Enterprise Manager 13 is LDOMs aware, and you will need to add this privilege to the agent software owner if you want the virtualization to be shown in this tool.

The Enterprise Manager 13.2 manual now lists slightly different privileges as required for the Enterprise Manager Systems Integration plugin. http://docs.oracle.com/cd/E73210_01/EMADM/GUID-62C91671-4F42-40A0-B929-22CBFEE73672.htm#EMADM15592

# usermod -P 'LDoms Power Mgmt Observability' emagent
# usermod -A solaris.ldoms.read,solaris.ldoms.ldmpower emagent

 

Removing a stubborn target it Enterprise Manager 12c R4

Very rarely you can encounter this problem in enterprise manager – a host or agent target that you cannot remove via the web interface. This is usually caused in my environment by decommissioning a host BEFORE the targets have all been dropped (Basically being a gungho dumbass and not considering things properly).
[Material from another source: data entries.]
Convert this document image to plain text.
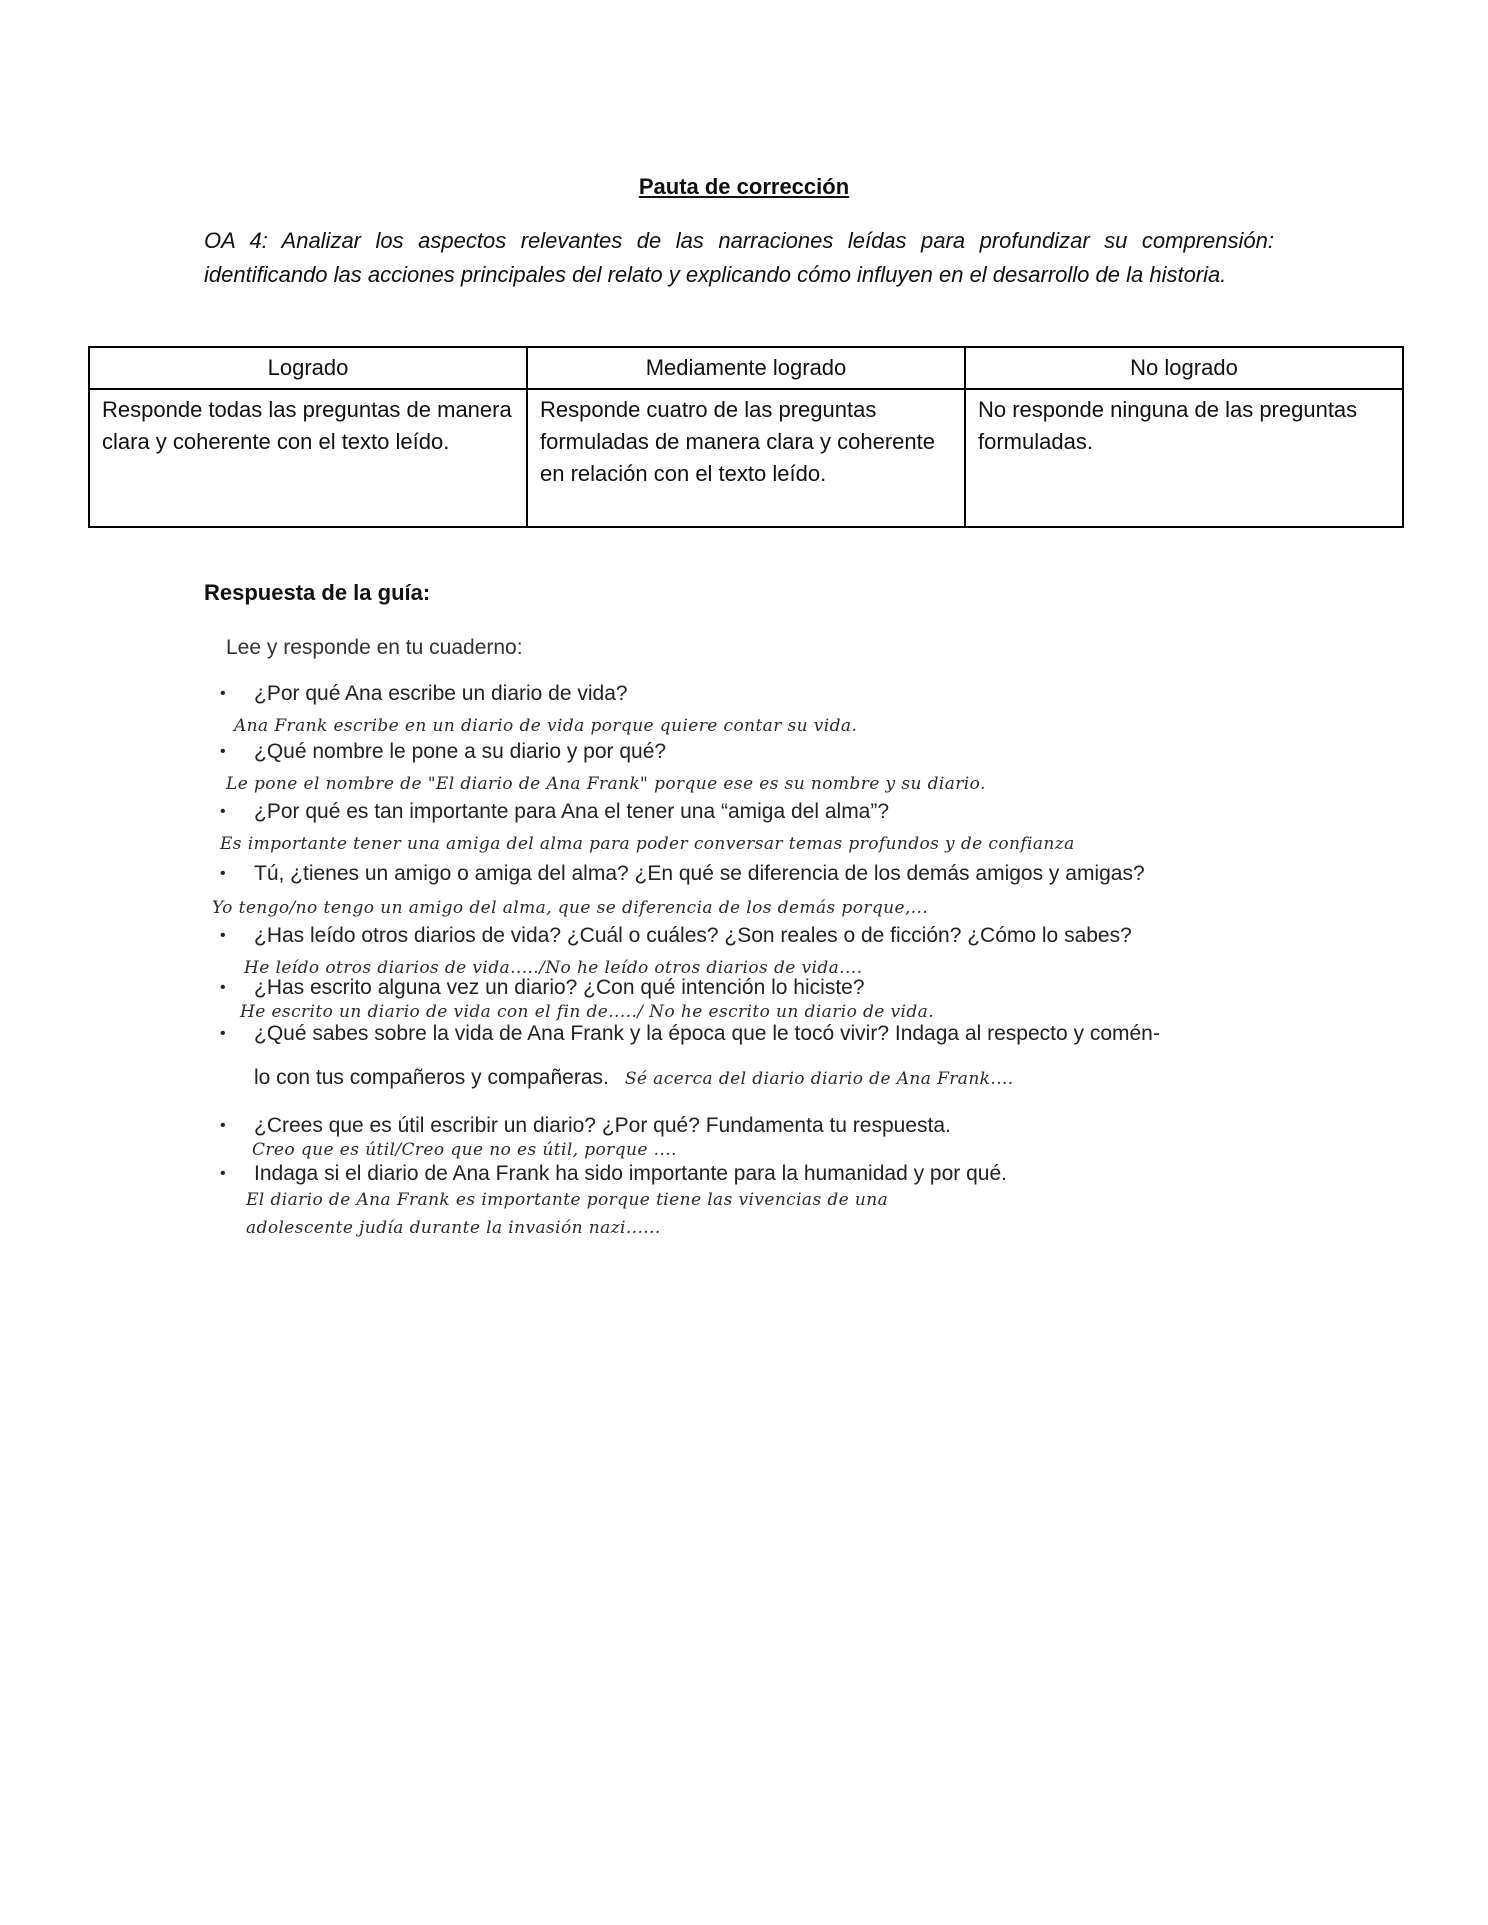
Pauta de corrección
OA 4: Analizar los aspectos relevantes de las narraciones leídas para profundizar su comprensión: identificando las acciones principales del relato y explicando cómo influyen en el desarrollo de la historia.
Logrado	Mediamente logrado	No logrado
Responde todas las preguntas de manera clara y coherente con el texto leído.	Responde cuatro de las preguntas formuladas de manera clara y coherente en relación con el texto leído.	No responde ninguna de las preguntas formuladas.
Respuesta de la guía:
Lee y responde en tu cuaderno:
• ¿Por qué Ana escribe un diario de vida?
Ana Frank escribe en un diario de vida porque quiere contar su vida.
• ¿Qué nombre le pone a su diario y por qué?
Le pone el nombre de "El diario de Ana Frank" porque ese es su nombre y su diario.
• ¿Por qué es tan importante para Ana el tener una “amiga del alma”?
Es importante tener una amiga del alma para poder conversar temas profundos y de confianza
• Tú, ¿tienes un amigo o amiga del alma? ¿En qué se diferencia de los demás amigos y amigas?
Yo tengo/no tengo un amigo del alma, que se diferencia de los demás porque,...
• ¿Has leído otros diarios de vida? ¿Cuál o cuáles? ¿Son reales o de ficción? ¿Cómo lo sabes?
He leído otros diarios de vida...../No he leído otros diarios de vida....
• ¿Has escrito alguna vez un diario? ¿Con qué intención lo hiciste?
He escrito un diario de vida con el fin de...../ No he escrito un diario de vida.
• ¿Qué sabes sobre la vida de Ana Frank y la época que le tocó vivir? Indaga al respecto y comén-
lo con tus compañeros y compañeras. Sé acerca del diario diario de Ana Frank....
• ¿Crees que es útil escribir un diario? ¿Por qué? Fundamenta tu respuesta.
Creo que es útil/Creo que no es útil, porque ....
• Indaga si el diario de Ana Frank ha sido importante para la humanidad y por qué.
El diario de Ana Frank es importante porque tiene las vivencias de una
adolescente judía durante la invasión nazi......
You can do a lot of operations by the emcli command line interface from your enterprise manager host

 

Login to Enterprise Manager

-bash-4.1$ ./emcli login -username=SYSMAN
Enter password : 

Login successful

Run the sync command to synchronize with the current OMS

-bash-4.1$ ./emcli sync
Synchronized successfully

Get the target that you want to remove – in my case it is a zone host that has been trashed.

-bash-4.1$ ./emcli get_targets |grep ssca-z7
4       Agent Unreachab  host                  ssca-z7-mgmt.osc.uk.oracle.com     
4       Agent Unreachab  oracle_emd            ssca-z7-mgmt.osc.uk.oracle.com:3872

I need to remove both the agent and the host

-bash-4.1$ ./emcli delete_target -name="ssca-z7-mgmt.osc.uk.oracle.com:3872" -type="oracle_emd" -delete_monitored_target

And then you can login to the GUI and check that it has gone!